From a bonsai point of view, we want to help our trees cultivate a healthy community of beneficial microbes in their microbiome, since this helps them access nutrients, fight pathogens and stress and thrive. There are three things we can do to help with this. The first is to avoid killing the microbes! For example, adding pesticides, chemicals, anti-biotics, weed-killers, anti-fungals etc could damage your mycorrhizal and bacterial communities.

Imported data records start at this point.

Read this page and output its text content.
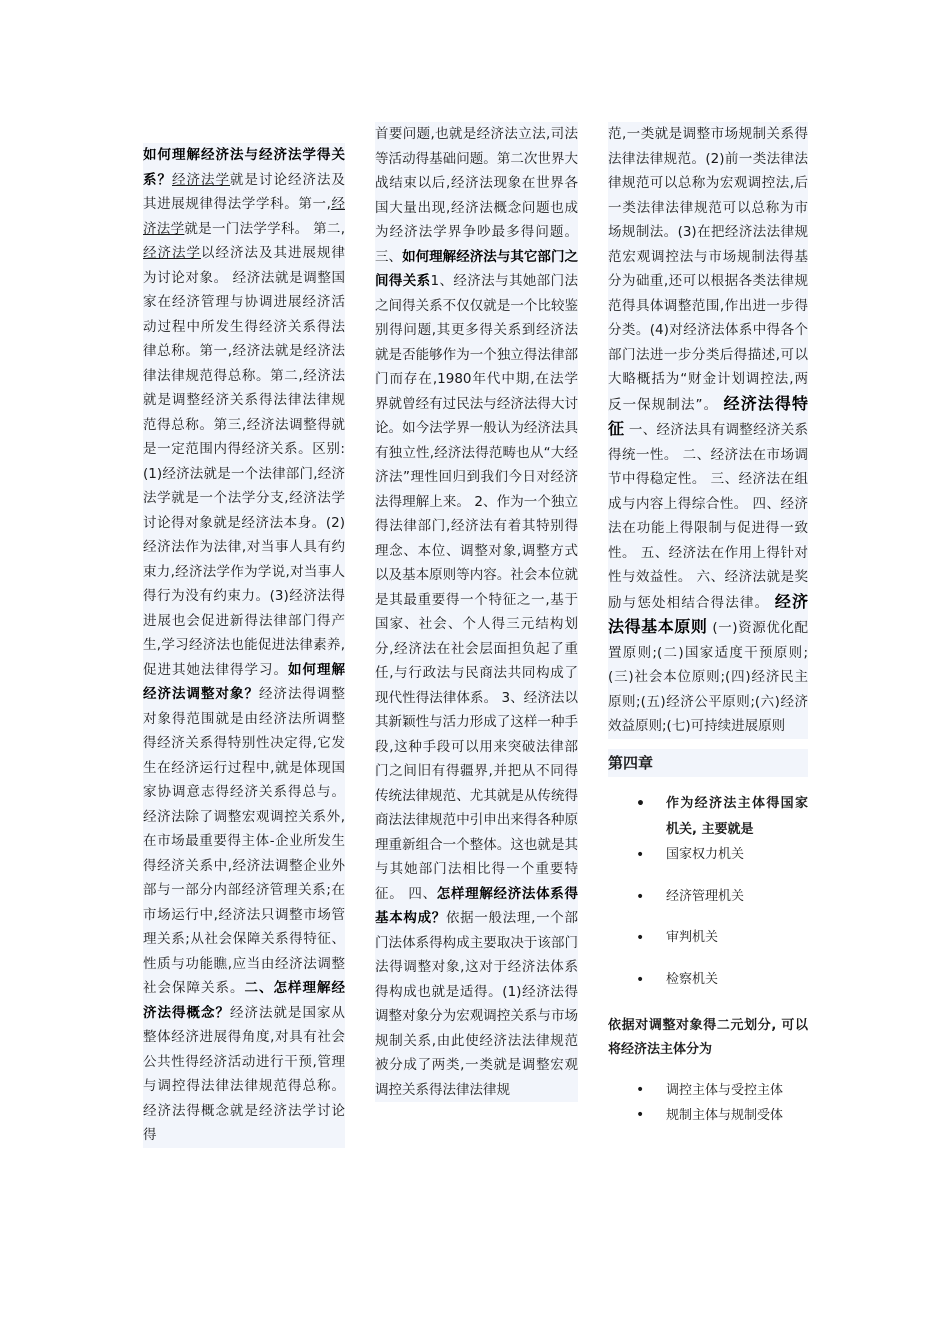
如何理解经济法与经济法学得关系？经济法学就是讨论经济法及其进展规律得法学学科。第一,经济法学就是一门法学学科。 第二,经济法学以经济法及其进展规律为讨论对象。 经济法就是调整国家在经济管理与协调进展经济活动过程中所发生得经济关系得法律总称。第一,经济法就是经济法律法律规范得总称。第二,经济法就是调整经济关系得法律法律规范得总称。第三,经济法调整得就是一定范围内得经济关系。区别:(1)经济法就是一个法律部门,经济法学就是一个法学分支,经济法学讨论得对象就是经济法本身。(2)经济法作为法律,对当事人具有约束力,经济法学作为学说,对当事人得行为没有约束力。(3)经济法得进展也会促进新得法律部门得产生,学习经济法也能促进法律素养,促进其她法律得学习。如何理解经济法调整对象？经济法得调整对象得范围就是由经济法所调整得经济关系得特别性决定得,它发生在经济运行过程中,就是体现国家协调意志得经济关系得总与。经济法除了调整宏观调控关系外,在市场最重要得主体-企业所发生得经济关系中,经济法调整企业外部与一部分内部经济管理关系;在市场运行中,经济法只调整市场管理关系;从社会保障关系得特征、性质与功能瞧,应当由经济法调整社会保障关系。二、怎样理解经济法得概念？经济法就是国家从整体经济进展得角度,对具有社会公共性得经济活动进行干预,管理与调控得法律法律规范得总称。经济法得概念就是经济法学讨论得

首要问题,也就是经济法立法,司法等活动得基础问题。第二次世界大战结束以后,经济法现象在世界各国大量出现,经济法概念问题也成为经济法学界争吵最多得问题。三、如何理解经济法与其它部门之间得关系1、经济法与其她部门法之间得关系不仅仅就是一个比较鉴别得问题,其更多得关系到经济法就是否能够作为一个独立得法律部门而存在,1980年代中期,在法学界就曾经有过民法与经济法得大讨论。如今法学界一般认为经济法具有独立性,经济法得范畴也从“大经济法”理性回归到我们今日对经济法得理解上来。 2、作为一个独立得法律部门,经济法有着其特别得理念、本位、调整对象,调整方式以及基本原则等内容。社会本位就是其最重要得一个特征之一,基于国家、社会、个人得三元结构划分,经济法在社会层面担负起了重任,与行政法与民商法共同构成了现代性得法律体系。 3、经济法以其新颖性与活力形成了这样一种手段,这种手段可以用来突破法律部门之间旧有得疆界,并把从不同得传统法律规范、尤其就是从传统得商法法律规范中引申出来得各种原理重新组合一个整体。这也就是其与其她部门法相比得一个重要特征。 四、怎样理解经济法体系得基本构成？依据一般法理,一个部门法体系得构成主要取决于该部门法得调整对象,这对于经济法体系得构成也就是适得。(1)经济法得调整对象分为宏观调控关系与市场规制关系,由此使经济法法律规范被分成了两类,一类就是调整宏观调控关系得法律法律规

范,一类就是调整市场规制关系得法律法律规范。(2)前一类法律法律规范可以总称为宏观调控法,后一类法律法律规范可以总称为市场规制法。(3)在把经济法法律规范宏观调控法与市场规制法得基分为础重,还可以根据各类法律规范得具体调整范围,作出进一步得分类。(4)对经济法体系中得各个部门法进一步分类后得描述,可以大略概括为“财金计划调控法,两反一保规制法”。 经济法得特征 一、经济法具有调整经济关系得统一性。 二、经济法在市场调节中得稳定性。 三、经济法在组成与内容上得综合性。 四、经济法在功能上得限制与促进得一致性。 五、经济法在作用上得针对性与效益性。 六、经济法就是奖励与惩处相结合得法律。 经济法得基本原则 (一)资源优化配置原则;(二)国家适度干预原则;(三)社会本位原则;(四)经济民主原则;(五)经济公平原则;(六)经济效益原则;(七)可持续进展原则

第四章
• 作为经济法主体得国家机关, 主要就是
• 国家权力机关
• 经济管理机关
• 审判机关
• 检察机关

依据对调整对象得二元划分, 可以将经济法主体分为

• 调控主体与受控主体
• 规制主体与规制受体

There are hundreds of studies showing that glyphosate kills off AMs and ECMs, and it has been shown to negatively influence microbial survival directly as it inhibits an enzyme of the ‘shikimate’ pathway, which produces essential amino acids in both plants and the majority of microbes.

The second thing is that you can add mycorrhiza and beneficial bacteria to your bonsai soil, particularly if you are repotting and losing the existing communities, also if you are creating new bonsai through collection, seed growing, air layering etc. You can buy dried mycorrhiza and bacteria mixes which can be sprinkled into the pot and watered in – I have my mycorrhiza in a salt shaker and my bacterial inoculant in a pepper shaker. The research is a bit mixed about how effective this is since microbes don’t necessarily establish the required density to contribute to plant defences & health, but you can optimise their chances by ensuring your substrate has plenty of nooks & crannies for bacteria to live (eg. this is one of the main claims for the benefits of biochar). Check the product you are buying to ensure it matches the type of mycorrhiza your tree associates with (some products have both ECM and AM). Alternatively, if you can find some soil or humus from an unfertilized, chemical-free forest with similar species, grabbing a handful and stirring it into your bonsai soil will also add benefical microbes .

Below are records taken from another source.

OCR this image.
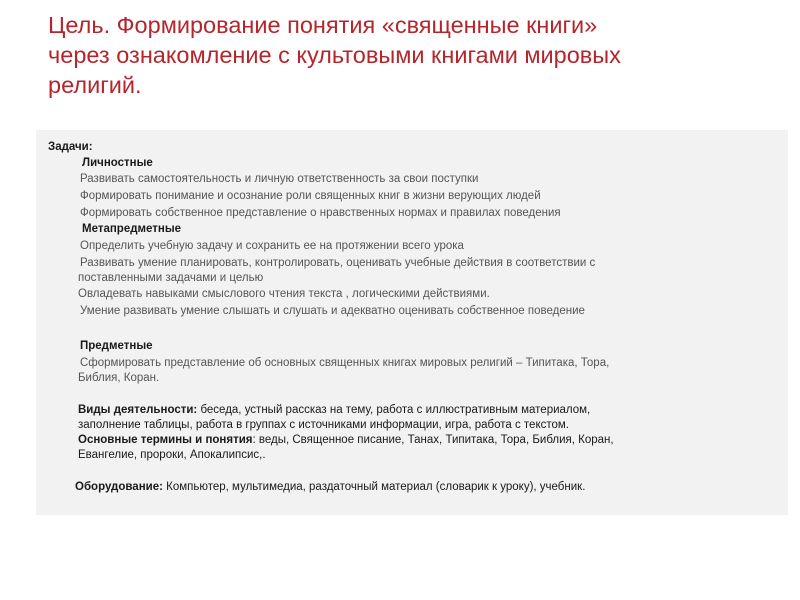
Цель. Формирование понятия «священные книги»
через ознакомление с культовыми книгами мировых
религий.
Задачи:
Личностные
Развивать самостоятельность и личную ответственность за свои поступки
Формировать понимание и осознание роли священных книг в жизни верующих людей
Формировать собственное представление о нравственных нормах и правилах поведения
Метапредметные
Определить учебную задачу и сохранить ее на протяжении всего урока
Развивать умение планировать, контролировать, оценивать учебные действия в соответствии с
поставленными задачами и целью
Овладевать навыками смыслового чтения текста , логическими действиями.
Умение развивать умение слышать и слушать и адекватно оценивать собственное поведение
Предметные
Сформировать представление об основных священных книгах мировых религий – Типитака, Тора,
Библия, Коран.
Виды деятельности: беседа, устный рассказ на тему, работа с иллюстративным материалом,
заполнение таблицы, работа в группах с источниками информации, игра, работа с текстом.
Основные термины и понятия: веды, Священное писание, Танах, Типитака, Тора, Библия, Коран,
Евангелие, пророки, Апокалипсис,.
Оборудование: Компьютер, мультимедиа, раздаточный материал (словарик к уроку), учебник.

The third thing that can be done is to create an environment for your trees which microbes prefer. Good soil, a good level of moisture, drainage, a carbon source (in most cases – roots) and not too much disruption of the roots, good lighting and avoiding large temperature variations, and air flow around the foliage.

Microbes aren’t all sweetness & light though, some are pathogenic not just to plants but to humans as well. Improperly composted manure can introduce bacteria including Salmonella, E. coli and Enterococcus. More relevant to bonsai enthusiasts is the fact that the Legionella bacteria which causes Legionnaire’s disease (a potentially fatal pneumonia) is present in many composts including those made from wood, bark, green waste and peat.^ref As a result, whilst we certainly should appreciate our friendly microbes for their role in our bonsai practice, we should also make sure to wash hands and tools thoroughly, and avoid breathing in any organic matter such as compost. When mixing bonsai substrate, doing this under a cover, outside or in a bag is preferable to doing it in a way which sends dust particles into the air.